Les nouveaux gladiateurs
Vous ne le savez peut-être pas, mais les idoles d’une partie de notre jeunesse – tout au moins de celle qui a accès au petit écran – s’appellent John Cena, Batista, Kane, Triple H, John Morrison, Drew McIntyre, le Big Show, Ray Mysterio ou Le Fossoyeur. Des noms qui ne vous disent rien ? Pourtant, ils sont ceux de vedettes qui fascinent des centaines de milliers de fans au cours de gigantesques spectacles dans toutes les villes américaines, et dont le culte est entretenu dans le monde entier par de nombreuses chaînes de télévision, et par une cohorte de revues, de figurines, de panoplies, de gadgets et de jeux video.

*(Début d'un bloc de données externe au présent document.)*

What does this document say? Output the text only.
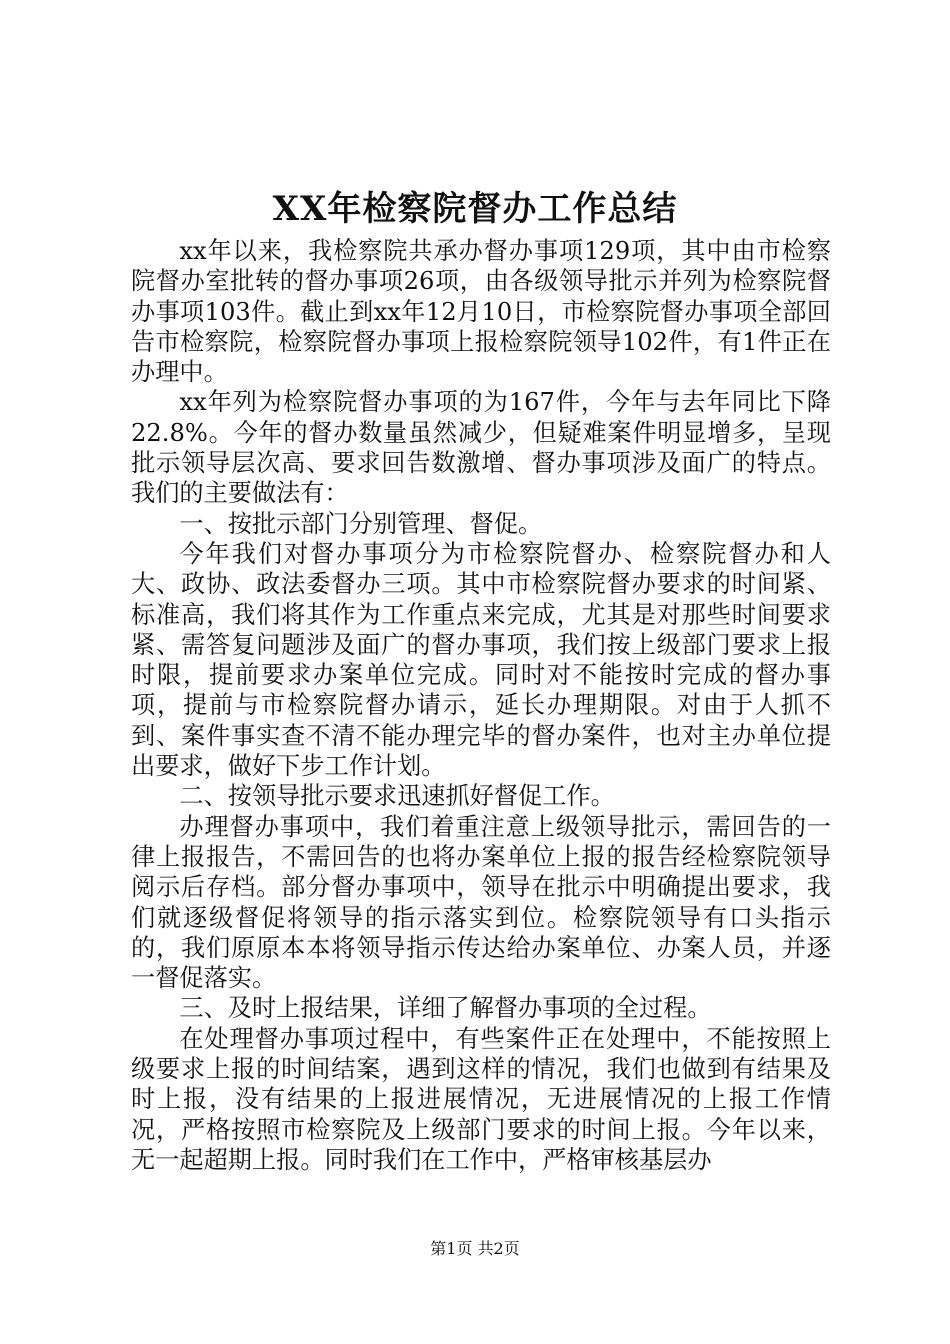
XX年检察院督办工作总结

xx年以来，我检察院共承办督办事项129项，其中由市检察院督办室批转的督办事项26项，由各级领导批示并列为检察院督办事项103件。截止到xx年12月10日，市检察院督办事项全部回告市检察院，检察院督办事项上报检察院领导102件，有1件正在办理中。

xx年列为检察院督办事项的为167件，今年与去年同比下降22.8%。今年的督办数量虽然减少，但疑难案件明显增多，呈现批示领导层次高、要求回告数激增、督办事项涉及面广的特点。我们的主要做法有：

一、按批示部门分别管理、督促。

今年我们对督办事项分为市检察院督办、检察院督办和人大、政协、政法委督办三项。其中市检察院督办要求的时间紧、标准高，我们将其作为工作重点来完成，尤其是对那些时间要求紧、需答复问题涉及面广的督办事项，我们按上级部门要求上报时限，提前要求办案单位完成。同时对不能按时完成的督办事项，提前与市检察院督办请示，延长办理期限。对由于人抓不到、案件事实查不清不能办理完毕的督办案件，也对主办单位提出要求，做好下步工作计划。

二、按领导批示要求迅速抓好督促工作。

办理督办事项中，我们着重注意上级领导批示，需回告的一律上报报告，不需回告的也将办案单位上报的报告经检察院领导阅示后存档。部分督办事项中，领导在批示中明确提出要求，我们就逐级督促将领导的指示落实到位。检察院领导有口头指示的，我们原原本本将领导指示传达给办案单位、办案人员，并逐一督促落实。

三、及时上报结果，详细了解督办事项的全过程。

在处理督办事项过程中，有些案件正在处理中，不能按照上级要求上报的时间结案，遇到这样的情况，我们也做到有结果及时上报，没有结果的上报进展情况，无进展情况的上报工作情况，严格按照市检察院及上级部门要求的时间上报。今年以来，无一起超期上报。同时我们在工作中，严格审核基层办

第1页 共2页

Ces noms sont ceux des rois du catch, les “superstars” de la World Wrestling Entertainment (WWE) et de ses soirées de Raw, Catch Attack, Wrestlemania ou Smack Down.

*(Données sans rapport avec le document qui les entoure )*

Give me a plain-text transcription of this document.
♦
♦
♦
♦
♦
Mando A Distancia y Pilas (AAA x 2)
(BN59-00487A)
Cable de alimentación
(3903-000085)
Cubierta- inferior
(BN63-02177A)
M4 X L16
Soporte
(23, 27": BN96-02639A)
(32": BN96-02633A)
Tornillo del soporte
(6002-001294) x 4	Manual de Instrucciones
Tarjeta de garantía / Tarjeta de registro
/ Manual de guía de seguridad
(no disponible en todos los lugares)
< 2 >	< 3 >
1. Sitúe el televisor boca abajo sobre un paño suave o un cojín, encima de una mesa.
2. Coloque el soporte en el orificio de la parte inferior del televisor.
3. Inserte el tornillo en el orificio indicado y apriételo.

Sur des rings à la place des arènes de jadis, ces colosses impressionnants s’affrontent comme les gladiateurs de l’antiquité. Les assauts de ces formidables musculatures ravissent les foules comme les combats de leurs ancêtres enchantaient les Romains. Le sang ne coule pas et la mort n‘est pas au bout, mais c’est tout juste. La brutalité fait rage ; coups et torsions meurtrissent les membres sans retenue ; les prises se corsent par des étranglements dans les cordes ou des écrasements sur les barrières métalliques : les chocs s’achèvent souvent par des coups de chaises ou d’autres objets contondants ; les sauts périlleux et les vols planés font place aux projections hors du ring qui fracassent les corps sur les sols en ciment.
Certes, tout cela est répété à l’entraînement par des athlètes qui travaillent leurs acrobaties, et la plus grande partie de la férocité est factice. Les numéros sont arrangés à l’avance, et on prend grand soin d’avertir les fans de ne pas les imiter.
Mais quand on simule une bataille, on n’est jamais à l’abri d’un énervement, d’une maladresse ou d’un accès de rage, et des blessures réelles nécessitent parfois des séjours à l’hôpital et des mois de rétablissement. Heureusement pour ces brutes déchaînées, c’est plutôt l’exception.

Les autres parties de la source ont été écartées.